Fuzzy Friends: Little Fuzzy

Product DetailsOne of the advantages of a NOOK is that there is more free stuff easily available.  Knowing this, I finally wandered over to gutenburg.org and pulled down some stuff and figured out how to put it on my ereader.  Heading my list was Little Fuzzy by H. Beam Piper, mainly because John Scalzi wrote a reboot that I planned to read eventually.

Well, last week the library skipped me ahead three weeks and sent me Scalzi's book, so I moved Little Fuzzy much higher on my reading priorities.  Just as I like to read the book before I see a movie, I wanted to reread the original before trying the remake.

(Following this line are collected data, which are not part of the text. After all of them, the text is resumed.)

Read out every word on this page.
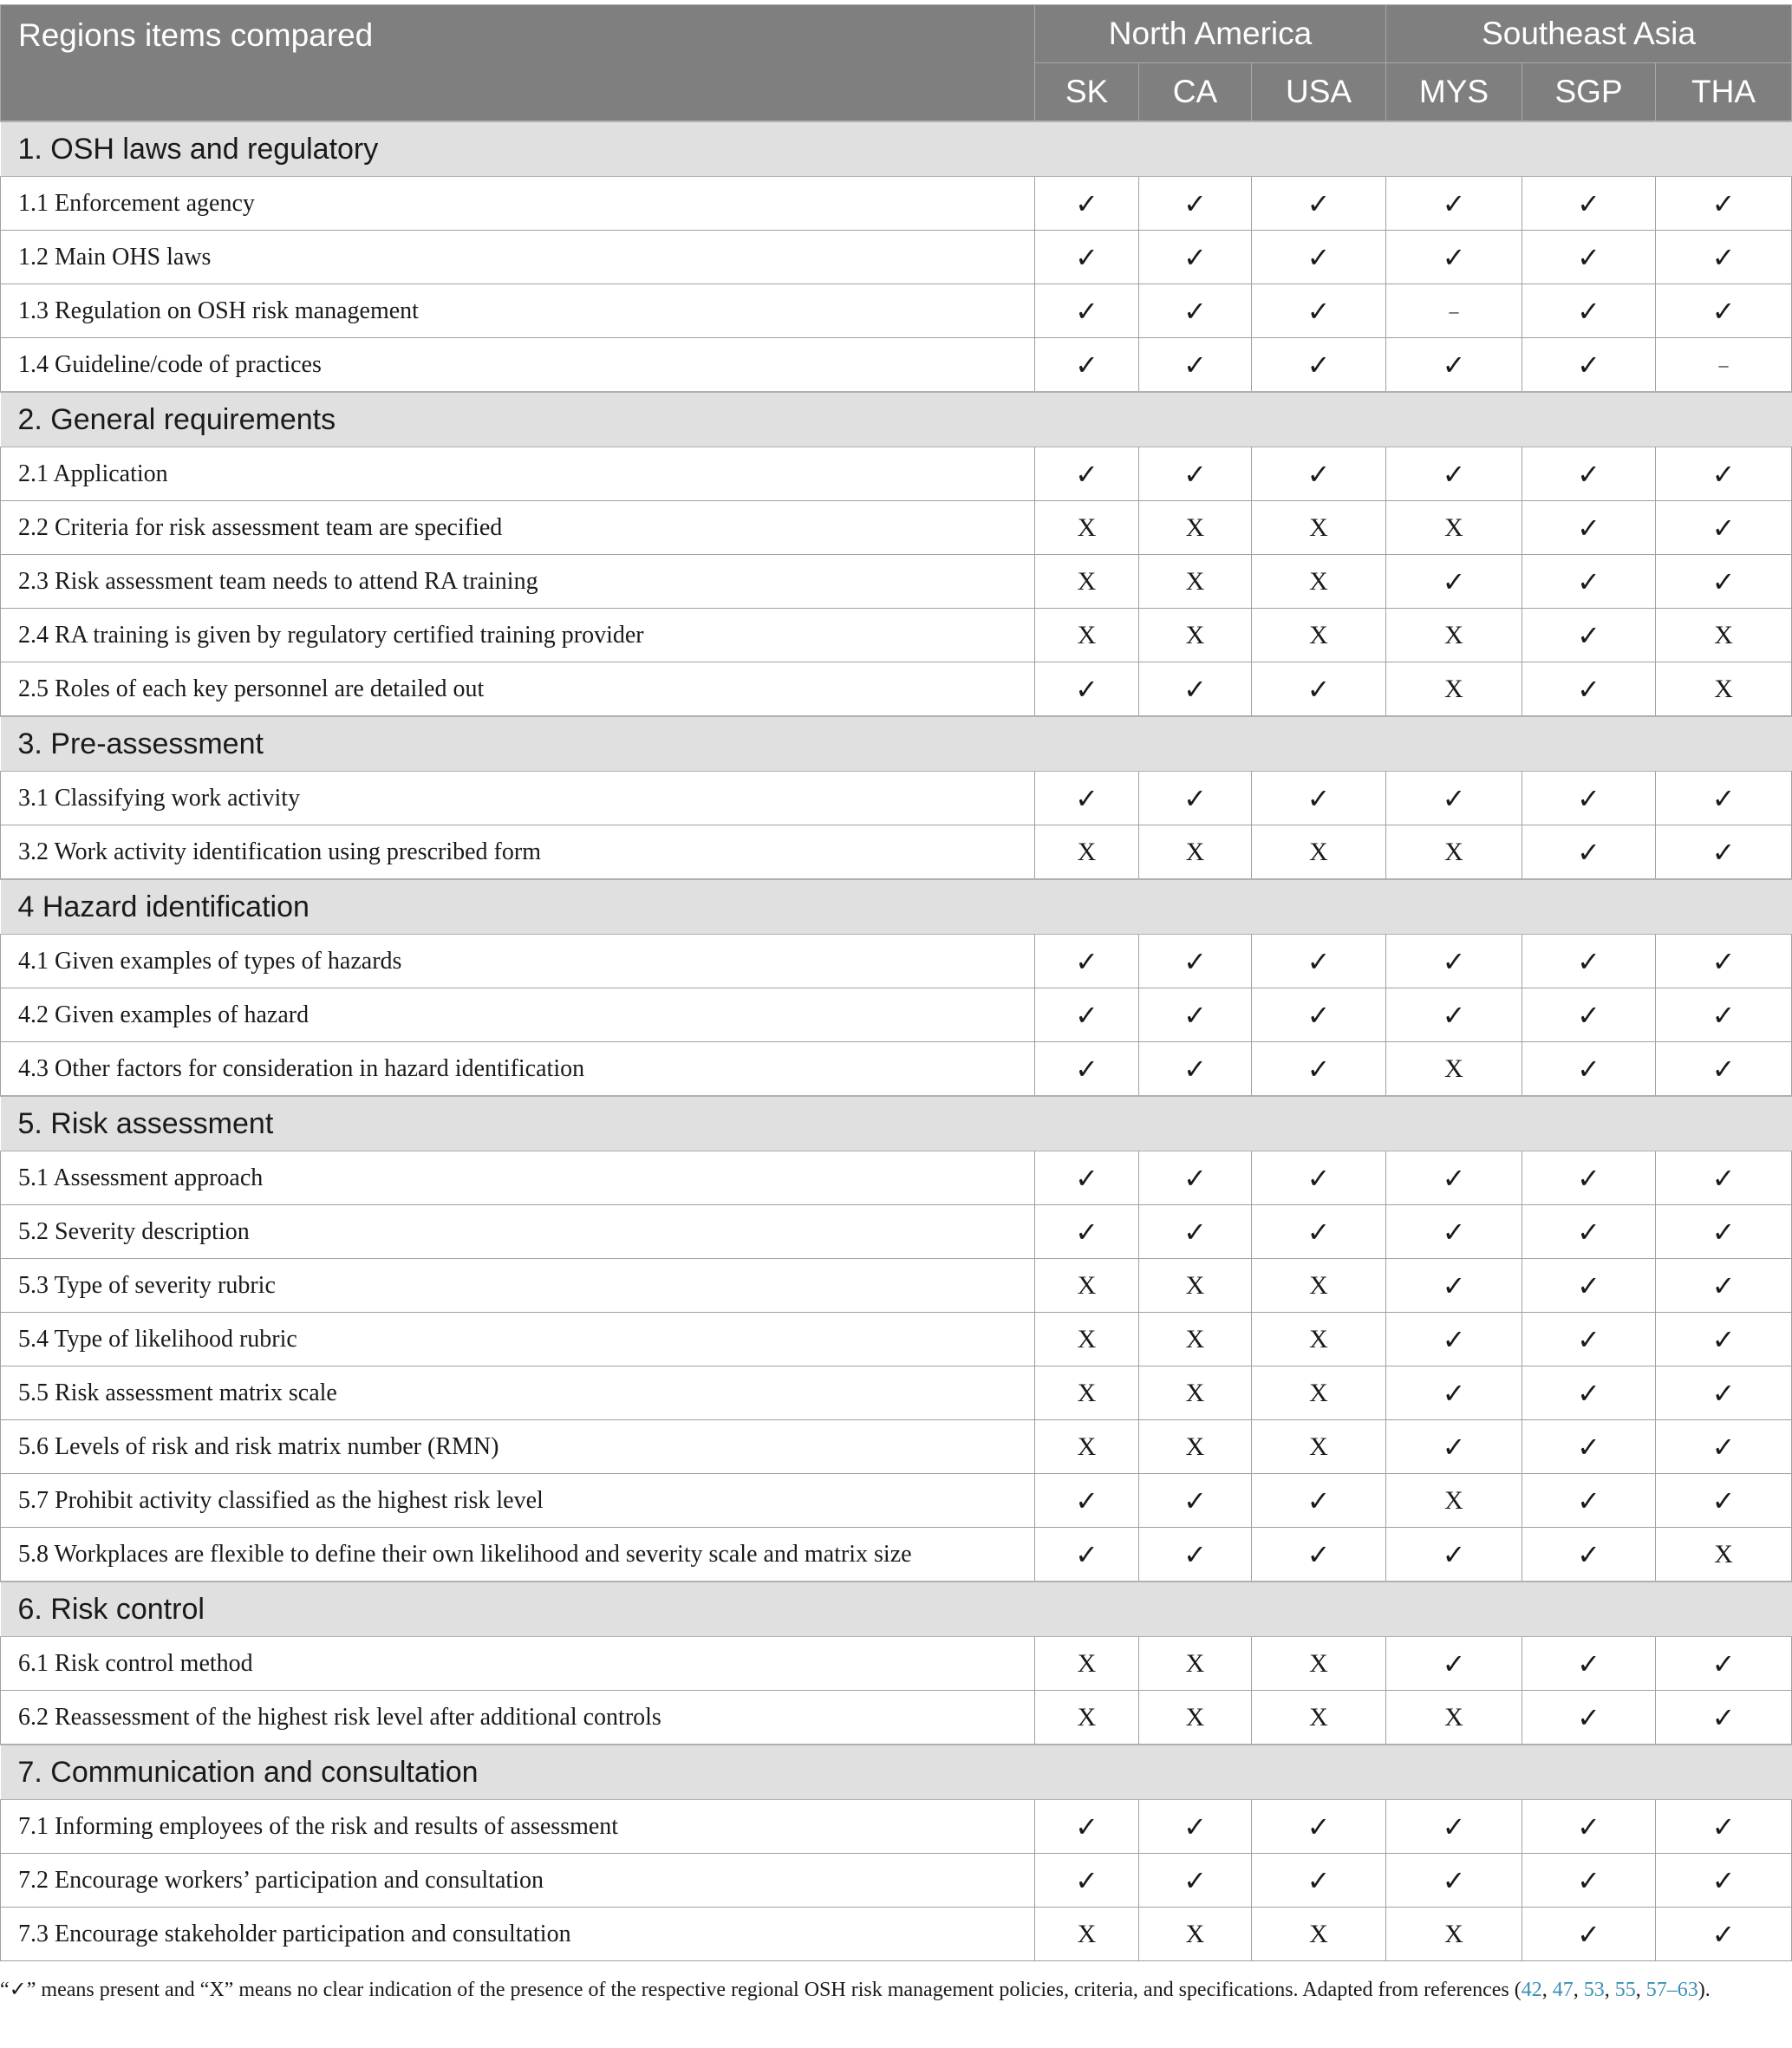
Regions items compared	North America			Southeast Asia		
	SK	CA	USA	MYS	SGP	THA
1. OSH laws and regulatory						
1.1 Enforcement agency	✓	✓	✓	✓	✓	✓
1.2 Main OHS laws	✓	✓	✓	✓	✓	✓
1.3 Regulation on OSH risk management	✓	✓	✓	–	✓	✓
1.4 Guideline/code of practices	✓	✓	✓	✓	✓	–
2. General requirements						
2.1 Application	✓	✓	✓	✓	✓	✓
2.2 Criteria for risk assessment team are specified	X	X	X	X	✓	✓
2.3 Risk assessment team needs to attend RA training	X	X	X	✓	✓	✓
2.4 RA training is given by regulatory certified training provider	X	X	X	X	✓	X
2.5 Roles of each key personnel are detailed out	✓	✓	✓	X	✓	X
3. Pre-assessment						
3.1 Classifying work activity	✓	✓	✓	✓	✓	✓
3.2 Work activity identification using prescribed form	X	X	X	X	✓	✓
4 Hazard identification						
4.1 Given examples of types of hazards	✓	✓	✓	✓	✓	✓
4.2 Given examples of hazard	✓	✓	✓	✓	✓	✓
4.3 Other factors for consideration in hazard identification	✓	✓	✓	X	✓	✓
5. Risk assessment						
5.1 Assessment approach	✓	✓	✓	✓	✓	✓
5.2 Severity description	✓	✓	✓	✓	✓	✓
5.3 Type of severity rubric	X	X	X	✓	✓	✓
5.4 Type of likelihood rubric	X	X	X	✓	✓	✓
5.5 Risk assessment matrix scale	X	X	X	✓	✓	✓
5.6 Levels of risk and risk matrix number (RMN)	X	X	X	✓	✓	✓
5.7 Prohibit activity classified as the highest risk level	✓	✓	✓	X	✓	✓
5.8 Workplaces are flexible to define their own likelihood and severity scale and matrix size	✓	✓	✓	✓	✓	X
6. Risk control						
6.1 Risk control method	X	X	X	✓	✓	✓
6.2 Reassessment of the highest risk level after additional controls	X	X	X	X	✓	✓
7. Communication and consultation						
7.1 Informing employees of the risk and results of assessment	✓	✓	✓	✓	✓	✓
7.2 Encourage workers’ participation and consultation	✓	✓	✓	✓	✓	✓
7.3 Encourage stakeholder participation and consultation	X	X	X	X	✓	✓
“✓” means present and “X” means no clear indication of the presence of the respective regional OSH risk management policies, criteria, and specifications. Adapted from references (42, 47, 53, 55, 57–63).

I enjoyed it as much as I remember doing several decades ago.  It's space fiction without a lot of emotional wailing; frontier dudes with exotic practices like cocktail hour on planets with funny names.  The emotional connection between the fuzzies and Jack the rough-hewn prospector was skimped a bit, but that was made up for with all the telling science fiction details, such as the judge's homemaker wife and the woman scientist/spy quitting her job when she gets married.  It's a double blind, with the stuff that probably was just standard when it was written now seeming quaint, but then again I'm probably accepting without even seeing things that were adventurous when written.  I vividly remembered the suicide, which I found very shocking in my youth.  I'm looking forward to seeing what Scalzi did with the story (first contact tale, or legal thriller?), but I also want to go back and read the original sequels.